In driving transactions, simplicity matters a lot. And amid eBay’s Innovate Developer Conference 2011 this week, the company alerted the world to the latest way its PayPal division is doing just that online.
PayPal Access, the name of the new feature, is essentially Facebook Connect for consumers shopping online. To put it another way, PayPal Access serves as a consumer’s identity authentication and log-in service for e-commerce sites, and interestingly enough, does not require users to pay via PayPal. The goal of the new service is to reduce friction when consumers checkout online, so everyone buys more things.
The advantage for consumers using PayPal Access is saving them time from the hassles of re-entering info like their shipping addresses and passwords.
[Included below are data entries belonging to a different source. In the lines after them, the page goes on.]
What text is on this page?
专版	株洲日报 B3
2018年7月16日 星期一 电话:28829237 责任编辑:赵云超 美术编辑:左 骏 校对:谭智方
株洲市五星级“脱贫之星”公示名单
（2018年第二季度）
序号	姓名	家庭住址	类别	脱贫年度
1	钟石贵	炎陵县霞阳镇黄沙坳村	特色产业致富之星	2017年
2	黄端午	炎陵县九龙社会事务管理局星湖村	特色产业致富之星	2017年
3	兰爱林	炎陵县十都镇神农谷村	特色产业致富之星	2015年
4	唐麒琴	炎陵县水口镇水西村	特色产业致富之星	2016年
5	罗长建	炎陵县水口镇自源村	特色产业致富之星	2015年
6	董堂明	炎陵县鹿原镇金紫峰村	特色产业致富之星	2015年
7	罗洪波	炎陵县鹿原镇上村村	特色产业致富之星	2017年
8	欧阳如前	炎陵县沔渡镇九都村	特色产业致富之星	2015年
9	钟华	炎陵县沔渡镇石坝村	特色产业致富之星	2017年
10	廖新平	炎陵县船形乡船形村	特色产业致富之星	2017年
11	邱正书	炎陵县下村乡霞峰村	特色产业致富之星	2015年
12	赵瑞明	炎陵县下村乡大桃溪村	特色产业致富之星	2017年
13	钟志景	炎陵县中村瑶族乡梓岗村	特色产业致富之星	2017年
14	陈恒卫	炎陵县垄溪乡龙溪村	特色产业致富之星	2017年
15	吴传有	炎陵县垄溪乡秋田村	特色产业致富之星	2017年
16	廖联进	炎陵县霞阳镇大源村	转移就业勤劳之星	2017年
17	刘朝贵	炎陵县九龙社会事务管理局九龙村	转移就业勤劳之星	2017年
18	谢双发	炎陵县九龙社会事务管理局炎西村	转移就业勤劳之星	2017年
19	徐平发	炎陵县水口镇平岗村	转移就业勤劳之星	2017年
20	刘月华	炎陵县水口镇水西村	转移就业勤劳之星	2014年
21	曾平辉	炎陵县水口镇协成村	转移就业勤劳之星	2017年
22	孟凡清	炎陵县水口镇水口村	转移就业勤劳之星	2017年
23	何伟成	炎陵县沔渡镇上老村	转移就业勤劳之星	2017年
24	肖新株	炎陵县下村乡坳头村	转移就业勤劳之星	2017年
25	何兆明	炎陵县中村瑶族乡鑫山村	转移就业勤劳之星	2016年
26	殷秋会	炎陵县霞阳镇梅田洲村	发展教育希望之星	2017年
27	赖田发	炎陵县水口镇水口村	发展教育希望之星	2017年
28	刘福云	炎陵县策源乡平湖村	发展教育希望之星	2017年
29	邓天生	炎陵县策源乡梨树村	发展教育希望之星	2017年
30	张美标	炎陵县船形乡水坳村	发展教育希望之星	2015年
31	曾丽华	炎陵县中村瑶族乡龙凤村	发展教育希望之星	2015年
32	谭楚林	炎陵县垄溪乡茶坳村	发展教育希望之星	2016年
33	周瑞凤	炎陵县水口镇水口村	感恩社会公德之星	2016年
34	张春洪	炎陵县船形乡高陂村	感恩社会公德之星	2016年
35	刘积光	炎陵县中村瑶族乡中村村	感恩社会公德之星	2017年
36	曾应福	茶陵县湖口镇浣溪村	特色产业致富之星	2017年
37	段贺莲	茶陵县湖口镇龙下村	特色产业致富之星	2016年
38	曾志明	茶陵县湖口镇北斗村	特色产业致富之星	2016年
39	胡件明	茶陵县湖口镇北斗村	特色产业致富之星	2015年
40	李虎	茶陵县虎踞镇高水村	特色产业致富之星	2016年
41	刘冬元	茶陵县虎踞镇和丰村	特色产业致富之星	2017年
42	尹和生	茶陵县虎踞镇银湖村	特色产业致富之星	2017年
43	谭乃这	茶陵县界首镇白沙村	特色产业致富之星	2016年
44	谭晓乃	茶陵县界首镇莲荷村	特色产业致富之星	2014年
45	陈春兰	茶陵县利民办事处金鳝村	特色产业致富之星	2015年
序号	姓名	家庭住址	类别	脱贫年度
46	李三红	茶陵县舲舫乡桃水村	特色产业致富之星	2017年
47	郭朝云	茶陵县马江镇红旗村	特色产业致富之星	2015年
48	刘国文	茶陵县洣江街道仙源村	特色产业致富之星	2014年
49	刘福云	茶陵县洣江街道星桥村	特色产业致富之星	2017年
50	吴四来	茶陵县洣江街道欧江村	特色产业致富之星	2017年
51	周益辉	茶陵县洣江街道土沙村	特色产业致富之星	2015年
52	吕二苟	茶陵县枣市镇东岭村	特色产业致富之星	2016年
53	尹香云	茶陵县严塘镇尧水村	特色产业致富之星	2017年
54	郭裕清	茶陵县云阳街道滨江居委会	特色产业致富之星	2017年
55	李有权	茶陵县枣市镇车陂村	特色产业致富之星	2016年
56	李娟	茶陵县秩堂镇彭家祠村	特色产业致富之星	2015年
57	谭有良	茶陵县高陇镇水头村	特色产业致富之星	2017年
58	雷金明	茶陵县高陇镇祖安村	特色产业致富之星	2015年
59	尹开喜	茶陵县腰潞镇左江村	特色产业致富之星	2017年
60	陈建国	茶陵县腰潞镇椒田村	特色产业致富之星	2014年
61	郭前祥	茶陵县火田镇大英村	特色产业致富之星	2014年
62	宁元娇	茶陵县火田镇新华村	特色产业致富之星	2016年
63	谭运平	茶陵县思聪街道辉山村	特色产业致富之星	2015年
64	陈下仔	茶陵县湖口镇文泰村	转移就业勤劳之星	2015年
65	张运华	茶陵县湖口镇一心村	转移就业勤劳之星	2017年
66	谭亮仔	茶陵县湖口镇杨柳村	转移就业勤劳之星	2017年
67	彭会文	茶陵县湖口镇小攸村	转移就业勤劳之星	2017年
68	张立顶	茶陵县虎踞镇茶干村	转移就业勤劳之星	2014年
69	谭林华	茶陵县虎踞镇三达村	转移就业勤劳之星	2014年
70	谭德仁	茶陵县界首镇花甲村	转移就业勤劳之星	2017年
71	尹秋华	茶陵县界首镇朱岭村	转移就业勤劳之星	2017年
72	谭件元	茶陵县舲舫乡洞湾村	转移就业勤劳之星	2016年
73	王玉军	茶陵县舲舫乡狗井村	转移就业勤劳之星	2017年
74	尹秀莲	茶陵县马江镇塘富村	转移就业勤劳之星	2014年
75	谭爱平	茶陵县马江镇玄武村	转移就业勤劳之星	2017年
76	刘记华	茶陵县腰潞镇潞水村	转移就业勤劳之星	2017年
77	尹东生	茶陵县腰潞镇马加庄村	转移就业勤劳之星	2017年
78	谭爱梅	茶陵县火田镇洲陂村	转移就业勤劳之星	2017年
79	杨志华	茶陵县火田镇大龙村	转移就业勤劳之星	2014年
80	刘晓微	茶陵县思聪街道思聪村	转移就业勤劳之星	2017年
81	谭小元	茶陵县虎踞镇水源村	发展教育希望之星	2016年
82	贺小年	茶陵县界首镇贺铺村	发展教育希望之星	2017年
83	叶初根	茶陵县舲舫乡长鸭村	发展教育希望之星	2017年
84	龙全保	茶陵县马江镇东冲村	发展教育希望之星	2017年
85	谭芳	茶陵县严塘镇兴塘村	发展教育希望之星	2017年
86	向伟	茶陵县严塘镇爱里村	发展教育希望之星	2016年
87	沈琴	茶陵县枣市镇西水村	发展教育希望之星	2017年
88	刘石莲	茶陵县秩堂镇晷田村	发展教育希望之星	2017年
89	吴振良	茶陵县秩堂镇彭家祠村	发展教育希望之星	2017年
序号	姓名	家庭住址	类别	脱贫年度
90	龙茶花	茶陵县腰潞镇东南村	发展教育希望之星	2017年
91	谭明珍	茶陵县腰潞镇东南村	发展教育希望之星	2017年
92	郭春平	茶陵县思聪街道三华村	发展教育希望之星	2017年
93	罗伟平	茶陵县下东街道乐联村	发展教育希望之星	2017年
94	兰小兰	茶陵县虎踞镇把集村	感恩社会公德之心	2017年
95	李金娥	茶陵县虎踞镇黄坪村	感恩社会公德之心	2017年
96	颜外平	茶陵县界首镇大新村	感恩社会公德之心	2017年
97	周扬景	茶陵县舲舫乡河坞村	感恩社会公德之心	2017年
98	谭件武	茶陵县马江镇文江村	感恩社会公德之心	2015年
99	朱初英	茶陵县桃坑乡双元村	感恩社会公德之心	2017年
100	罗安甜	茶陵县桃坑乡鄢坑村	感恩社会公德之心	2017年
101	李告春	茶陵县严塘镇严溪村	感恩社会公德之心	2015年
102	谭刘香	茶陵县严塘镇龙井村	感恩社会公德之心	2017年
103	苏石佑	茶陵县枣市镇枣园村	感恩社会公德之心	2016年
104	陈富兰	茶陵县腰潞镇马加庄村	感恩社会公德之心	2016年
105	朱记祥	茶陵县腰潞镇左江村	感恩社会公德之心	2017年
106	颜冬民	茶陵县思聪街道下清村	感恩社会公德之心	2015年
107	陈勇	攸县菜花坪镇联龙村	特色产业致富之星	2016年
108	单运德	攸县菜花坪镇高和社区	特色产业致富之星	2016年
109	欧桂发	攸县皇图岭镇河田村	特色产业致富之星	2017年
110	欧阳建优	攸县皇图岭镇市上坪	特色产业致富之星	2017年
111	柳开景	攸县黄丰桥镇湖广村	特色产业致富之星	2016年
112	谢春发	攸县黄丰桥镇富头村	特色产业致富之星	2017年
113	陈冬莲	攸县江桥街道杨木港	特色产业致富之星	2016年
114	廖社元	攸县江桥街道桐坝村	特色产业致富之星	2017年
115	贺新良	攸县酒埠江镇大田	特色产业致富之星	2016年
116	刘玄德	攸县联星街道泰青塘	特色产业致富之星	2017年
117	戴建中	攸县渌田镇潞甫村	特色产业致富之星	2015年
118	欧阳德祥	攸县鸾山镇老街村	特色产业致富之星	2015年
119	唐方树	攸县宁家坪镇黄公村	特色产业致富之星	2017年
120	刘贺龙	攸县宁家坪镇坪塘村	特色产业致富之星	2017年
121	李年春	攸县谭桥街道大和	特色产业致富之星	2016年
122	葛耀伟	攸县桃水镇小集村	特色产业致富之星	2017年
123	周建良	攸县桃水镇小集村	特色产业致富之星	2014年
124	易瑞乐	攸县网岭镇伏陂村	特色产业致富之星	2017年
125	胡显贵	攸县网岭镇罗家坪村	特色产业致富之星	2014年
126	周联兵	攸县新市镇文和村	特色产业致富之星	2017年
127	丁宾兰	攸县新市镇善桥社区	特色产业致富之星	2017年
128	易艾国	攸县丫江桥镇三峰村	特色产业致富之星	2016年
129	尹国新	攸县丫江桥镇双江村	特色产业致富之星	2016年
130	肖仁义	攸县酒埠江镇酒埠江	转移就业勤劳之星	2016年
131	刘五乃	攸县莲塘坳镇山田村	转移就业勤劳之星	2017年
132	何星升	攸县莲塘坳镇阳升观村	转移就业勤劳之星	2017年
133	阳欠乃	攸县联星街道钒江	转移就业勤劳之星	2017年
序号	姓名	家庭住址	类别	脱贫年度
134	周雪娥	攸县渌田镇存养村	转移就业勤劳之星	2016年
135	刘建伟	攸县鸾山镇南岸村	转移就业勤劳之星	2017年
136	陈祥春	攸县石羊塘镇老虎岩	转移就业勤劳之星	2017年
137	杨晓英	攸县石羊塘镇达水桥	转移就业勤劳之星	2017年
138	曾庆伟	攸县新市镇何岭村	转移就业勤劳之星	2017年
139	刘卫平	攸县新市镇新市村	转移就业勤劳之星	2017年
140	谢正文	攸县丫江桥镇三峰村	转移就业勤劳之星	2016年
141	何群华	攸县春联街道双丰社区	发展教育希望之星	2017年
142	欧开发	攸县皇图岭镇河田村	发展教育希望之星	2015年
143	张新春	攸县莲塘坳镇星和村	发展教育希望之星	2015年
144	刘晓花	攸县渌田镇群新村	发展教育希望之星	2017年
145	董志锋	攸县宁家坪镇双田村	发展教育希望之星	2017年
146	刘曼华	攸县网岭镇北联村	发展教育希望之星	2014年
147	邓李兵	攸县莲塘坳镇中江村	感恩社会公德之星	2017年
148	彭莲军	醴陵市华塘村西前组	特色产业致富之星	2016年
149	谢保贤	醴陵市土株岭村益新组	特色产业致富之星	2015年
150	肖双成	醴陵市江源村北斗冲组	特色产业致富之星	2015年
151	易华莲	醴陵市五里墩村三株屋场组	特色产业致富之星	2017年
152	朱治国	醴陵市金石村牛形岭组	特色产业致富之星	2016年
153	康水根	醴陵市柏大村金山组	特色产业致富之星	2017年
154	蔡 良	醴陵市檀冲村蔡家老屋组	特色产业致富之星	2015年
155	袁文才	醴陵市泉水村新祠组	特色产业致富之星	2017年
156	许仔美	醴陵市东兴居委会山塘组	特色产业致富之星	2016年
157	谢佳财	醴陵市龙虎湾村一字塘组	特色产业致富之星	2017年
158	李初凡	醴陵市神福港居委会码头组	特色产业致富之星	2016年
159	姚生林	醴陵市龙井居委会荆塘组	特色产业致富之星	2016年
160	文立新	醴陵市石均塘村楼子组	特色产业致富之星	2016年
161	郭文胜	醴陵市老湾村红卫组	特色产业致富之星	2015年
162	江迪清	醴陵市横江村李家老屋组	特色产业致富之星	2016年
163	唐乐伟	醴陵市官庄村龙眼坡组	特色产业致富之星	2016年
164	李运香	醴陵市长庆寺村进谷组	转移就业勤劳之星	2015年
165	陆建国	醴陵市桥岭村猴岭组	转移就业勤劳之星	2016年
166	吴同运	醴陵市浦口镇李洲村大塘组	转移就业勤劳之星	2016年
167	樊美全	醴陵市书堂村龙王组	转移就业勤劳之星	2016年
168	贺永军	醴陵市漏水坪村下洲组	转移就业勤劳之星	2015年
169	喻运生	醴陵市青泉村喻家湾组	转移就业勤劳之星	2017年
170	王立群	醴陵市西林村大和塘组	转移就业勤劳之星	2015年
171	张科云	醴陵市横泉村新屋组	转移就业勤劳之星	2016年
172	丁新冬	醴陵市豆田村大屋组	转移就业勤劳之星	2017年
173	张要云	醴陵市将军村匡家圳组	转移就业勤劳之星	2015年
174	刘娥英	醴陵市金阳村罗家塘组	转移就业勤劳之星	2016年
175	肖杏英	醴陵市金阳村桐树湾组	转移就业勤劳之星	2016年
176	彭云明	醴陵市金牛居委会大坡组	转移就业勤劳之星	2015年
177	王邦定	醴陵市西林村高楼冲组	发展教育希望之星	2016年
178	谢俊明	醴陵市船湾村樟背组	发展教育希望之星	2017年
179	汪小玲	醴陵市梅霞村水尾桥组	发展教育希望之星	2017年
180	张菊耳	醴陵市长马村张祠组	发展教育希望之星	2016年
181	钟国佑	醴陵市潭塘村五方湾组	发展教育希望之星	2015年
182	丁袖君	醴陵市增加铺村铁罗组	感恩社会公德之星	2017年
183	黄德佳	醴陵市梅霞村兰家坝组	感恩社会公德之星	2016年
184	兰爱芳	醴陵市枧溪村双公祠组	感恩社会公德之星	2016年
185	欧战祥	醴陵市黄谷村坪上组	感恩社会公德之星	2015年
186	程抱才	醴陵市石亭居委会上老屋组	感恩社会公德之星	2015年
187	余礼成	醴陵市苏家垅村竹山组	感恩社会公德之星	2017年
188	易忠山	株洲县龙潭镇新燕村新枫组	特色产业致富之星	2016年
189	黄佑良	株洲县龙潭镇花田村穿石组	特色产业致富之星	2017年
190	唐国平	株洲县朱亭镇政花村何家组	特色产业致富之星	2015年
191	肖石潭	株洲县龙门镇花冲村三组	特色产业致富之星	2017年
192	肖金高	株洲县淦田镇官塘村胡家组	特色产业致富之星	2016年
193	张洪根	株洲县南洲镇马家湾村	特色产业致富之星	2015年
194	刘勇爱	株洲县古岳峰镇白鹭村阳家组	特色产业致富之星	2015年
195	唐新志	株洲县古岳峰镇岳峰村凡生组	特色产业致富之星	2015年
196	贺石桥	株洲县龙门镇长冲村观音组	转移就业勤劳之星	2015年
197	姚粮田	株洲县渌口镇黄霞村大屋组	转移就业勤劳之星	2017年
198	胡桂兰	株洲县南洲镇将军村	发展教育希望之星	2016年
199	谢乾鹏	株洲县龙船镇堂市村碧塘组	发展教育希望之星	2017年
And with fewer steps and clicks required to complete a transaction on an e-commerce site, PayPal says fewer cases of shopping abandonment will occur. That’s good for the merchant. We suspect it also means more transaction fees for PayPal, too. Though consumers aren’t required to pay with their PayPal accounts, it seems highly likely they’d be more inclined to do so. Becoming a consumer’s commerce identity, which is PayPal Access’s aim, could also mean becoming his online default payment. That’s huge. It also means PayPal would own a lot of data that the retailer would historically own. Because of such, PayPal will have the hurdle of convincing retailers why they should use them, rather than their own registration systems.
PayPal Access is only one initiative of eBay’s new X.commerce open platform, a suite of e-commerce services that wants to redefine commerce’s future.
Separately, PayPal announced a number of new relationships this week, including a partnership with NCR and SI that lets people make PayPal P2P payments from ATMs. PayPal has also announced a partnership with mobile banking technology provider mFoundry.